Le trame nere e deliranti di Rep.
La mostrificazione di Meloni in Europa è insieme uno spasso e un guaio
“Trame nere contro la Ue” è un titolo impegnativo. Riferito dalla prima di “Repubblica” alla candidatura italiana a Bruxelles di Raffaele Fitto, bonaria figura di democristiano efficiente nel ruolo di ministro delegato al piano dei fondi europei, è un titolo delirante. Si può capire che la famiglia Stellantis abbia qualche risentimento per il trattamento gelido riservatole dal governo Meloni. Si può capire che il nostro caro Maurizio Molinari, con quello che succede nel suo e nostro mondo, lasci ad altri la politica nazionale. E che questi altri vogliano incardinarsi nella tradizione del giornale: Craxi nemico della democrazia, Berlinguer ti voglio bene, Di Pietro araldo della legalità, Berlusconi “cavaliere nero”, Fini eroe della resistenza liberale e altre scemenze. Ma “trame nere” gridato a proposito degli incontri preparatori di Giorgia Meloni per la formazione del nuovo assetto di guida della Commissione europea rischia il ridicolo nonché l’irrilevanza professionale. Errori e iperboli buffe sono correnti nel giornalismo, compreso il nostro, se vogliamo, e ora con i ballottaggi, buon risultato di riequilibrio anche psicologico, ci si deve aspettare un “Bandiera rossa sulle città italiane”. Repubblica non può e non deve deluderci.
Certo che se Meloni, irritata con Macron e Scholz per una certa sbrigatività di centro sinistra nel trattare senza troppo garbo la coalizione di popolari, leghisti e destra nazionale oggi al governo a Roma, dovesse volare a Parigi per abbracciare Marine Le Pen, votare contro la presidente proposta per la Commissione, Ursula von der Leyen, e magari scoprire anche lei un’America di Colombo e Galileo Galilei per trumpeggiare contro Biden e il suo proxy Zelensky, bè, “trame nere” rimarrebbe esagerato, ché la formula in genere si riferisce a Freda o a Concutelli, ma passerebbe in cavalleria. Così è difficile anche solo farla passare come un clamoroso errore di giudizio e professionale. Peggio di un errore, è un tic.
“Repubblica” è il giornale dei tic, come il braccio levato di Peter Sellers, lo Stranamore immortale della guerra fredda. Solo che al posto del genio satirico spesso pone la seriosità del pugnetto.
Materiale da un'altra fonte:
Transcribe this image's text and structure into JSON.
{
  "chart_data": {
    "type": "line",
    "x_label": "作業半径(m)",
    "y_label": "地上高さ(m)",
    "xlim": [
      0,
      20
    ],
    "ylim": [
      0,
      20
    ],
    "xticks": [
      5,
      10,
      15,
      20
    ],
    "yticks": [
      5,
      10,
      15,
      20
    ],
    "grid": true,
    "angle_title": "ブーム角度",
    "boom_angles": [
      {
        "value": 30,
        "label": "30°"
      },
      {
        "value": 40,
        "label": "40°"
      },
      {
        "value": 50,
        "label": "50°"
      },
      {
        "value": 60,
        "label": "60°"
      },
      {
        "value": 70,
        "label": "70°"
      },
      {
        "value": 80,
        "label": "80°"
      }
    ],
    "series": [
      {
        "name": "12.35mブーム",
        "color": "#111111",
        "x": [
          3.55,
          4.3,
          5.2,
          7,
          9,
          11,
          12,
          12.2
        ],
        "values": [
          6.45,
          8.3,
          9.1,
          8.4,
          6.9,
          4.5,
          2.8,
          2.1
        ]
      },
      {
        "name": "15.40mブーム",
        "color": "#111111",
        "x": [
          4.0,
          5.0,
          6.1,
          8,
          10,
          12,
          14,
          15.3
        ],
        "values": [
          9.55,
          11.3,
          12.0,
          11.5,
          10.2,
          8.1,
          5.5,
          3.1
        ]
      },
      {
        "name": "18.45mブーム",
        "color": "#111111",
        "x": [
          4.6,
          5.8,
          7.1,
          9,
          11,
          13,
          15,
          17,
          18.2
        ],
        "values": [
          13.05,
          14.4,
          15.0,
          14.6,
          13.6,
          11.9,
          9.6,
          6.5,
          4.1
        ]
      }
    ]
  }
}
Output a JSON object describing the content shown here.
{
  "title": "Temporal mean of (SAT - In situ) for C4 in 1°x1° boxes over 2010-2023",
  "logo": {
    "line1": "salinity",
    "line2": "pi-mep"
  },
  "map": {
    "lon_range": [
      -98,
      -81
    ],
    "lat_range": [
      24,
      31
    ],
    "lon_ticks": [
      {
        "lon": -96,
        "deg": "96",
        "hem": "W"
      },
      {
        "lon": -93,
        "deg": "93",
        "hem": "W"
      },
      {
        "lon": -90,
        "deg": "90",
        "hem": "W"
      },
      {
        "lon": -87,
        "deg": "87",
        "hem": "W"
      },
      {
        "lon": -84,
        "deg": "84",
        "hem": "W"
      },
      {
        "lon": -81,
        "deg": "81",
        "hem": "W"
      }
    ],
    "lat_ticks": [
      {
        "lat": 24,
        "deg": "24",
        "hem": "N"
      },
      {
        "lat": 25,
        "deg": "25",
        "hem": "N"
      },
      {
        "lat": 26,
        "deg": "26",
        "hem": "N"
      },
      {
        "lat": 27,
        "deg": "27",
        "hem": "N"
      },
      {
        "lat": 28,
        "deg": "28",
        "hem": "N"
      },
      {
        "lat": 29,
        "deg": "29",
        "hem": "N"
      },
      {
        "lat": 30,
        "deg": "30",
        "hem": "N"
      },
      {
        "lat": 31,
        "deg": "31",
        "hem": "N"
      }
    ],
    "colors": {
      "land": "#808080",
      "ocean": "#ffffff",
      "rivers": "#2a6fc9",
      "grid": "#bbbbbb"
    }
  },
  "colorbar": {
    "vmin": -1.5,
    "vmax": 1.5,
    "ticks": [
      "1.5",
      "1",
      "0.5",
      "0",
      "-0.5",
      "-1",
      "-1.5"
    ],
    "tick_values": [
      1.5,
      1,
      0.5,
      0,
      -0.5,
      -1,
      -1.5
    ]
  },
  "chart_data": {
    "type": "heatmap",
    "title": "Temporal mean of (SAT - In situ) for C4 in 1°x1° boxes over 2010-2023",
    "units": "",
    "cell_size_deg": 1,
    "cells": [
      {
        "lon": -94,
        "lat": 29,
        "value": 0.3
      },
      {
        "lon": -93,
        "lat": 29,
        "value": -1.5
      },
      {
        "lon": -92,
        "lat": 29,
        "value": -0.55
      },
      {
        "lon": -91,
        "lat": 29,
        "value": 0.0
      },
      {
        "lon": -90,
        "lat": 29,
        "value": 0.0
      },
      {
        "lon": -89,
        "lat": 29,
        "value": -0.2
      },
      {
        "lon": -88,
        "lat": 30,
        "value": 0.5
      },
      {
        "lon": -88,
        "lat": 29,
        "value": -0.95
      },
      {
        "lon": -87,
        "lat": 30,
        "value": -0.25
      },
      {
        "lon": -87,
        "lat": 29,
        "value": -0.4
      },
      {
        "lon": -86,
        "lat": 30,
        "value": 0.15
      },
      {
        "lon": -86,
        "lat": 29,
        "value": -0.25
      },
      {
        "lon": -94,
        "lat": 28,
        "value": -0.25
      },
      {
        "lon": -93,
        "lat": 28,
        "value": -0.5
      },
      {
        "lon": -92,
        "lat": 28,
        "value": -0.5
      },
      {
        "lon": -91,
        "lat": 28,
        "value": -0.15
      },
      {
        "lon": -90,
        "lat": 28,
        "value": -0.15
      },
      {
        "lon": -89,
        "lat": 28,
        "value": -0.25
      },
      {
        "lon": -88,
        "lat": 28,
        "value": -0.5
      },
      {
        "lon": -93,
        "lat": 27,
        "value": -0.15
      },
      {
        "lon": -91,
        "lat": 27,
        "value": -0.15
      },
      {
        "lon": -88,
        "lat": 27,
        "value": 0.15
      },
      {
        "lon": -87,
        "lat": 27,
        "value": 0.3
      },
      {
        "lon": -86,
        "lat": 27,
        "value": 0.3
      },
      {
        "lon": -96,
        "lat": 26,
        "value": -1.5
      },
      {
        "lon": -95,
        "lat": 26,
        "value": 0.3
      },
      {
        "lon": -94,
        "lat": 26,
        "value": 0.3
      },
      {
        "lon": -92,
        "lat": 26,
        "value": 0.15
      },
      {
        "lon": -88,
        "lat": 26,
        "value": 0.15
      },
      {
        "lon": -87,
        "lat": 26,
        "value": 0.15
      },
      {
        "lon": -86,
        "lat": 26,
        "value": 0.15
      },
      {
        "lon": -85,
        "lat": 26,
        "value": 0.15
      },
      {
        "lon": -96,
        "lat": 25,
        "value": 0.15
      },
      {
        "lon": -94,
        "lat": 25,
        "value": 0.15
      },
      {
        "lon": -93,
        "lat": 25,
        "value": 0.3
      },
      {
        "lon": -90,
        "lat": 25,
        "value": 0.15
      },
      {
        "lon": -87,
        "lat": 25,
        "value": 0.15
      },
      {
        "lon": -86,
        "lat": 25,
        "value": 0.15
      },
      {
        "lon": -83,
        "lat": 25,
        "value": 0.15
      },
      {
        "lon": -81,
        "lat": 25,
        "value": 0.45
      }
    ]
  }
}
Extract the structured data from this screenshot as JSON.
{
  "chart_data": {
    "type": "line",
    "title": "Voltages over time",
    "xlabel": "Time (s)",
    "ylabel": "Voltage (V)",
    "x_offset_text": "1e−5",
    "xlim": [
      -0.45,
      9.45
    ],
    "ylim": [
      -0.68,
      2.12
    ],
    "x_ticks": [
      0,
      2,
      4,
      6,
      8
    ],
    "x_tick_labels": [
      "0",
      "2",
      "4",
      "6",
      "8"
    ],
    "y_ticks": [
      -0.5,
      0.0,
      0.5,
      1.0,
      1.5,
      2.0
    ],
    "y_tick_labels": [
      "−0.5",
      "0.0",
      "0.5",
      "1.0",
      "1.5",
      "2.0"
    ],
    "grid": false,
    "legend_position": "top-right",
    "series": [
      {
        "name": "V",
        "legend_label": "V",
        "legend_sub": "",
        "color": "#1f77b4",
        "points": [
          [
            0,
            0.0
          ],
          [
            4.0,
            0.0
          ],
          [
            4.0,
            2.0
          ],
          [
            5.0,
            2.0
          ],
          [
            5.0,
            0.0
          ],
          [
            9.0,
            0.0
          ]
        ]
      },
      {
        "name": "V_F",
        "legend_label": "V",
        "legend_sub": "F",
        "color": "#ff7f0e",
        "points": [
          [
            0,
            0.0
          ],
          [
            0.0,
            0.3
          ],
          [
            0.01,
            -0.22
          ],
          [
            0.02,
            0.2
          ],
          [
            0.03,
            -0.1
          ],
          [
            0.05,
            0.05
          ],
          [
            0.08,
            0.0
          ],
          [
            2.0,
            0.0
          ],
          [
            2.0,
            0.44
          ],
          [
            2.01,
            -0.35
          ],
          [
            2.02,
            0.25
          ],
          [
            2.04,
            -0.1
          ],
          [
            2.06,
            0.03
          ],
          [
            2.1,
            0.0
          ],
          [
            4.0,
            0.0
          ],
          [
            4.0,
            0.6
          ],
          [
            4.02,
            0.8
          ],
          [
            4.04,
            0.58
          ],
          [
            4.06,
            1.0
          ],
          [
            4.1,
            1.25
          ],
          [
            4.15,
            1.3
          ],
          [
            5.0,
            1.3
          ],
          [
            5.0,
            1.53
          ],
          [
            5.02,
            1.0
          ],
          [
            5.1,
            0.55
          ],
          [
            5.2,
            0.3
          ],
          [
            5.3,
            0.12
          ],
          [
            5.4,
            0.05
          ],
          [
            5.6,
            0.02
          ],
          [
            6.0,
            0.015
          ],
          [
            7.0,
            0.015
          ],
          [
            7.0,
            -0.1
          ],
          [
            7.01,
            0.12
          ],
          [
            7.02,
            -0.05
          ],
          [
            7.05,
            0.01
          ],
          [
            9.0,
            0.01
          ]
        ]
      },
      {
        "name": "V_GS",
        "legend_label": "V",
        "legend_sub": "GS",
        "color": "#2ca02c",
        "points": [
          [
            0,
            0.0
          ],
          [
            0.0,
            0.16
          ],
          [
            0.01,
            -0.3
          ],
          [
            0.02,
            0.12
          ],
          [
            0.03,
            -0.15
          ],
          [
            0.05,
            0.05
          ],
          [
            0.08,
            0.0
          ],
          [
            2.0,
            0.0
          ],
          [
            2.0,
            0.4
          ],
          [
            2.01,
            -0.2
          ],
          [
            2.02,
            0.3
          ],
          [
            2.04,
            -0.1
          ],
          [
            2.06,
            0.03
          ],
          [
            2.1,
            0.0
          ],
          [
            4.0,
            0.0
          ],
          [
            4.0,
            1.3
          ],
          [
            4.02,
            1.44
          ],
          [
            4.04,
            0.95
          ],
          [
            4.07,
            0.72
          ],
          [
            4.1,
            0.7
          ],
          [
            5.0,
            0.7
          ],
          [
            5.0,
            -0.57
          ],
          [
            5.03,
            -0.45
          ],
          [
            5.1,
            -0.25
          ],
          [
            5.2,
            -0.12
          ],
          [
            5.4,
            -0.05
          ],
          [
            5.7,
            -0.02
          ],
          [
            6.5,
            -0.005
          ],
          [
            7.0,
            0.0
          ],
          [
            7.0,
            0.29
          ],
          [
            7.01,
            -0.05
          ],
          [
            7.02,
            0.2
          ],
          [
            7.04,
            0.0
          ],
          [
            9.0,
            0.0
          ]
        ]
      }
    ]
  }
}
Da quasi cinquant’anni accompagna il ceto medio riflessivo, qualunque cosa succeda, sulla strada della pigrizia e talvolta della paranoia, che è poi la via maestra del luogo comune. Politica, cultura, personaggi, gastronomia, moda, moralismi e wokismi generici in ogni campo, il giornale che si piace moltissimo e che scavalca i problemi, i dubbi, le vie traverse dell’intelligenza, conferma sistematicamente non già il pregiudizio, che è anche un modo accettabile di accompagnare la vita e la tradizione, ma l’enfiagione del giudizio. La mostrificazione dell’avversario, “Trame nere contro la Ue”, è il suo genere letterario e giornalistico preferito, come la santificazione del banale e dell’andante che è sempre nell’aria. Con questa tecnica cinica ma non maliziosa ha venduto un sacco di copie, ora qualcuna di meno, ma perso il pelo non ha perso il vizio. Una volta questa sua scarsa autorevolezza divertiva Gianni Agnelli, il capostipite della saga poi Stellantis, ora affligge tutti e rende grottesca la sua filosofia portatile.